Andreev Reflection in Scanning Tunneling Spectroscopy of Unconventional Superconductors

We evaluate the differential conductance measured in an STM setting at arbitrary electron transmission between STM tip and a 2D superconductor with arbitrary gap structure. Our analytical scattering theory accounts for Andreev reflections, which become prominent at larger transmissions. We show that this provides complementary information about the superconducting gap structure beyond the tunneling density of states, strongly facilitating the ability to extract the gap symmetry and its relation to the underlying crystalline lattice.

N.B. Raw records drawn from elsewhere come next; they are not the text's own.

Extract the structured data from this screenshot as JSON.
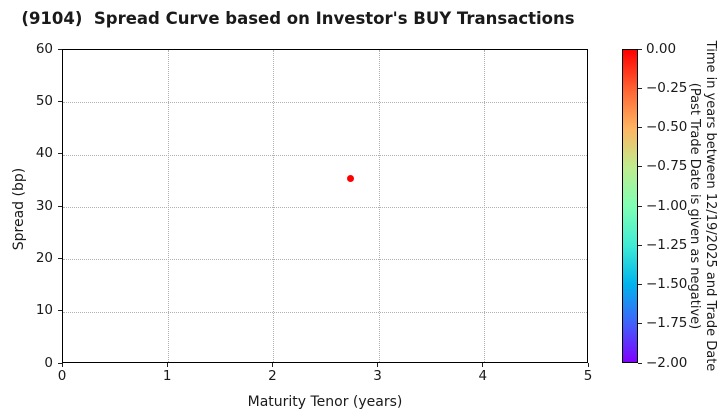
{
  "title": "(9104)  Spread Curve based on Investor's BUY Transactions",
  "chart_data": {
    "type": "scatter",
    "title": "(9104)  Spread Curve based on Investor's BUY Transactions",
    "xlabel": "Maturity Tenor (years)",
    "ylabel": "Spread (bp)",
    "xlim": [
      0,
      5
    ],
    "ylim": [
      0,
      60
    ],
    "xticks": [
      0,
      1,
      2,
      3,
      4,
      5
    ],
    "yticks": [
      0,
      10,
      20,
      30,
      40,
      50,
      60
    ],
    "grid": "dotted",
    "legend": "none",
    "points": [
      {
        "x": 2.73,
        "y": 35.5,
        "color_value": 0.0,
        "color": "#ff0000"
      }
    ],
    "colorbar": {
      "label_line1": "Time in years between 12/19/2025 and Trade Date",
      "label_line2": "(Past Trade Date is given as negative)",
      "tick_labels": [
        "0.00",
        "−0.25",
        "−0.50",
        "−0.75",
        "−1.00",
        "−1.25",
        "−1.50",
        "−1.75",
        "−2.00"
      ],
      "range": [
        0.0,
        -2.0
      ],
      "colormap": "rainbow-reversed",
      "gradient_stops": [
        "#ff0000",
        "#ff6232",
        "#ffb462",
        "#bfec8e",
        "#80ffb4",
        "#40ecd4",
        "#00b4ec",
        "#4062fa",
        "#8000ff"
      ]
    },
    "colors": {
      "point": "#ff0000",
      "grid": "#b0b0b0",
      "axis": "#000000",
      "text": "#1a1a1a",
      "background": "#ffffff"
    }
  }
}
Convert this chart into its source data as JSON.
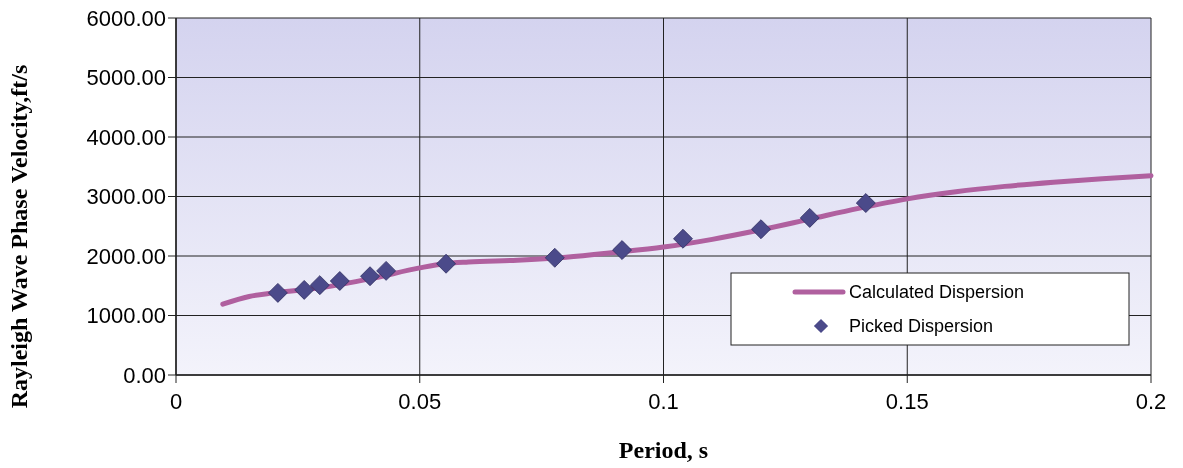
{
  "chart_data": {
    "type": "line",
    "xlabel": "Period, s",
    "ylabel": "Rayleigh Wave Phase Velocity,ft/s",
    "xlim": [
      0,
      0.2
    ],
    "xticks": [
      0,
      0.05,
      0.1,
      0.15,
      0.2
    ],
    "ylim": [
      0,
      6000
    ],
    "yticks": [
      {
        "value": 0,
        "label": "0.00"
      },
      {
        "value": 1000,
        "label": "1000.00"
      },
      {
        "value": 2000,
        "label": "2000.00"
      },
      {
        "value": 3000,
        "label": "3000.00"
      },
      {
        "value": 4000,
        "label": "4000.00"
      },
      {
        "value": 5000,
        "label": "5000.00"
      },
      {
        "value": 6000,
        "label": "6000.00"
      }
    ],
    "grid": true,
    "legend": "bottom right",
    "series": [
      {
        "name": "Calculated Dispersion",
        "color": "#b0609f",
        "marker": "none",
        "line_style": "solid",
        "x": [
          0.0096,
          0.015,
          0.02,
          0.03,
          0.04,
          0.05,
          0.055,
          0.06,
          0.07,
          0.08,
          0.09,
          0.1,
          0.11,
          0.12,
          0.13,
          0.14,
          0.15,
          0.16,
          0.17,
          0.18,
          0.19,
          0.2
        ],
        "values": [
          1190,
          1320,
          1380,
          1470,
          1620,
          1800,
          1870,
          1900,
          1930,
          1980,
          2060,
          2150,
          2280,
          2440,
          2620,
          2800,
          2960,
          3080,
          3170,
          3240,
          3300,
          3350
        ]
      },
      {
        "name": "Picked Dispersion",
        "type": "scatter",
        "color": "#4b4a8a",
        "marker": "diamond",
        "x": [
          0.0209,
          0.0263,
          0.0295,
          0.0336,
          0.0398,
          0.0431,
          0.0554,
          0.0777,
          0.0915,
          0.104,
          0.12,
          0.13,
          0.1415
        ],
        "values": [
          1380,
          1430,
          1510,
          1580,
          1660,
          1750,
          1870,
          1970,
          2100,
          2290,
          2450,
          2640,
          2890
        ]
      }
    ]
  }
}
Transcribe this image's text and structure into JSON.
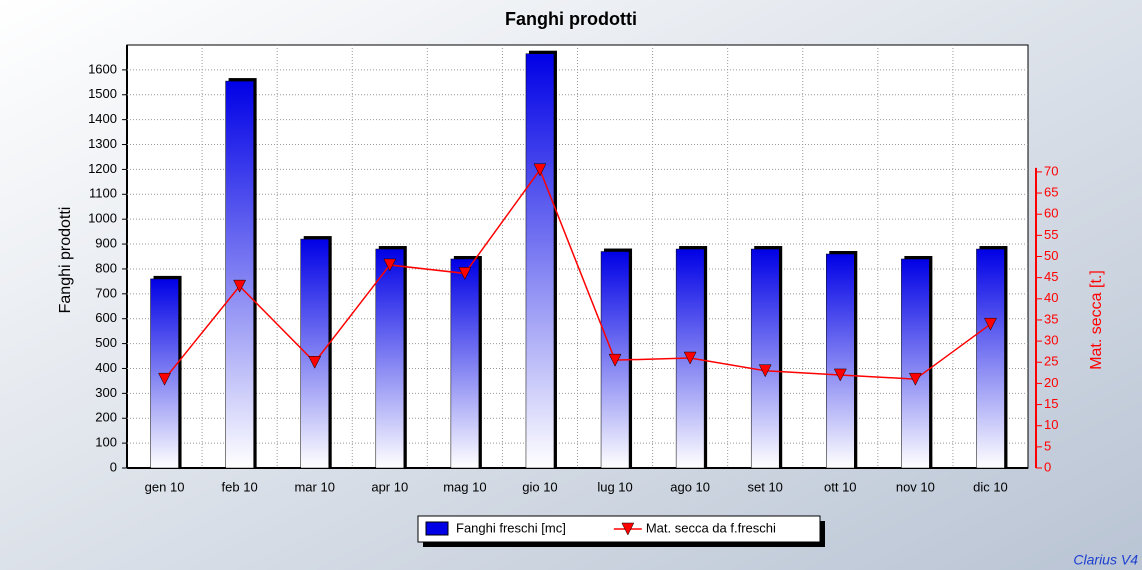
{
  "chart_data": {
    "type": "bar",
    "title": "Fanghi prodotti",
    "categories": [
      "gen 10",
      "feb 10",
      "mar 10",
      "apr 10",
      "mag 10",
      "gio 10",
      "lug 10",
      "ago 10",
      "set 10",
      "ott 10",
      "nov 10",
      "dic 10"
    ],
    "series": [
      {
        "name": "Fanghi freschi [mc]",
        "type": "bar",
        "color": "#0000e6",
        "values": [
          760,
          1555,
          920,
          880,
          840,
          1665,
          870,
          880,
          880,
          860,
          840,
          880
        ]
      },
      {
        "name": "Mat. secca da f.freschi",
        "type": "line",
        "axis": "y2",
        "color": "#ff0000",
        "values": [
          21,
          43,
          25,
          48,
          46,
          70.5,
          25.5,
          26,
          23,
          22,
          21,
          34
        ]
      }
    ],
    "ylabel": "Fanghi prodotti",
    "y2label": "Mat. secca [t.]",
    "ylim": [
      0,
      1700
    ],
    "yticks": [
      0,
      100,
      200,
      300,
      400,
      500,
      600,
      700,
      800,
      900,
      1000,
      1100,
      1200,
      1300,
      1400,
      1500,
      1600
    ],
    "y2lim": [
      0,
      100
    ],
    "y2ticks": [
      0,
      5,
      10,
      15,
      20,
      25,
      30,
      35,
      40,
      45,
      50,
      55,
      60,
      65,
      70
    ],
    "y2color": "#ff0000",
    "grid": true,
    "legend": "bottom",
    "watermark": "Clarius V4"
  }
}
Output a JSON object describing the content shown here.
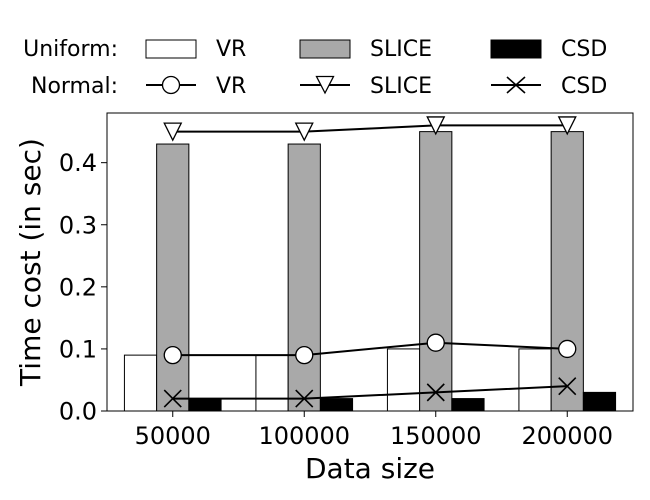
{
  "chart_data": {
    "type": "bar",
    "categories": [
      "50000",
      "100000",
      "150000",
      "200000"
    ],
    "xlabel": "Data size",
    "ylabel": "Time cost (in sec)",
    "ylim": [
      0,
      0.48
    ],
    "yticks": [
      "0.0",
      "0.1",
      "0.2",
      "0.3",
      "0.4"
    ],
    "ytick_values": [
      0,
      0.1,
      0.2,
      0.3,
      0.4
    ],
    "grid": false,
    "legend_position": "top",
    "legend_groups": [
      {
        "label": "Uniform:",
        "style": "bars"
      },
      {
        "label": "Normal:",
        "style": "lines"
      }
    ],
    "bar_series": [
      {
        "group": "Uniform",
        "name": "VR",
        "color": "#ffffff",
        "values": [
          0.09,
          0.09,
          0.1,
          0.1
        ]
      },
      {
        "group": "Uniform",
        "name": "SLICE",
        "color": "#a9a9a9",
        "values": [
          0.43,
          0.43,
          0.45,
          0.45
        ]
      },
      {
        "group": "Uniform",
        "name": "CSD",
        "color": "#000000",
        "values": [
          0.02,
          0.02,
          0.02,
          0.03
        ]
      }
    ],
    "line_series": [
      {
        "group": "Normal",
        "name": "VR",
        "marker": "circle",
        "values": [
          0.09,
          0.09,
          0.11,
          0.1
        ]
      },
      {
        "group": "Normal",
        "name": "SLICE",
        "marker": "triangle-down",
        "values": [
          0.45,
          0.45,
          0.46,
          0.46
        ]
      },
      {
        "group": "Normal",
        "name": "CSD",
        "marker": "x",
        "values": [
          0.02,
          0.02,
          0.03,
          0.04
        ]
      }
    ]
  }
}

We use the developed theory to discuss recent experimental results on superconductivity in twisted bilayer graphene.

Figure 1

Electron transport in a setup where an STM tip is placed over a high-symmetry point of a 2D superconductor. Symmetric blue arrows: the particle wave spreading from the tip carries the symmetry of crystalline lattice. Asymmetric green arrows: the Andreev-reflected hole wave [Eq. (4)] carries information about the superconducting gap symmetry, which may differ from the crystalline one.

Figure 2

Dependence of the normalized differential conductance $G/G_n$ on bias $V$ for weak ($s_0\to 1$, red) and strong ($s_0=0$, blue) tunneling at a high-symmetry point. The conductance is evaluated with the help of Eqs. (9)–(14) for a 2D superconductor with a circular Fermi surface (parameterized by the angle $\phi$) and gap $\mathrm{\Delta }(\mathbf{k})=\mathrm{\Delta }(\phi )$. (a) $s$-wave superconductor; (b) $d$-wave superconductor preserving time-reversal symmetry; $G(V)$ remains linear in the limit $V\to 0$ at any tunneling strength; the van Hove singularity at $s_0\to 1$ is replaced by a Fano resonance (inset) at strong tunneling; (c) $s+d$ gap preserving time-reversal symmetry, but breaking the lattice point symmetry; parameters chosen to preserve the $G(0)=2G_Q$, but significantly shrink the plateau $G(V)<2G_Q$ at $V>0$ compared to the case of $s$-wave superconductor [cf. (a)]; (d) $d+id$ gap preserving point-group symmetry, but breaking time-reversal symmetry; $G(V)$ remains zero below the gap at any $s_0$; (e) $s+d+id$ gap breaking point-group and time-reversal symmetries; a prominent Fano resonance develops at $eV=\min \{|\mathrm{\Delta }(\phi )|\}$ in the strong tunneling limit.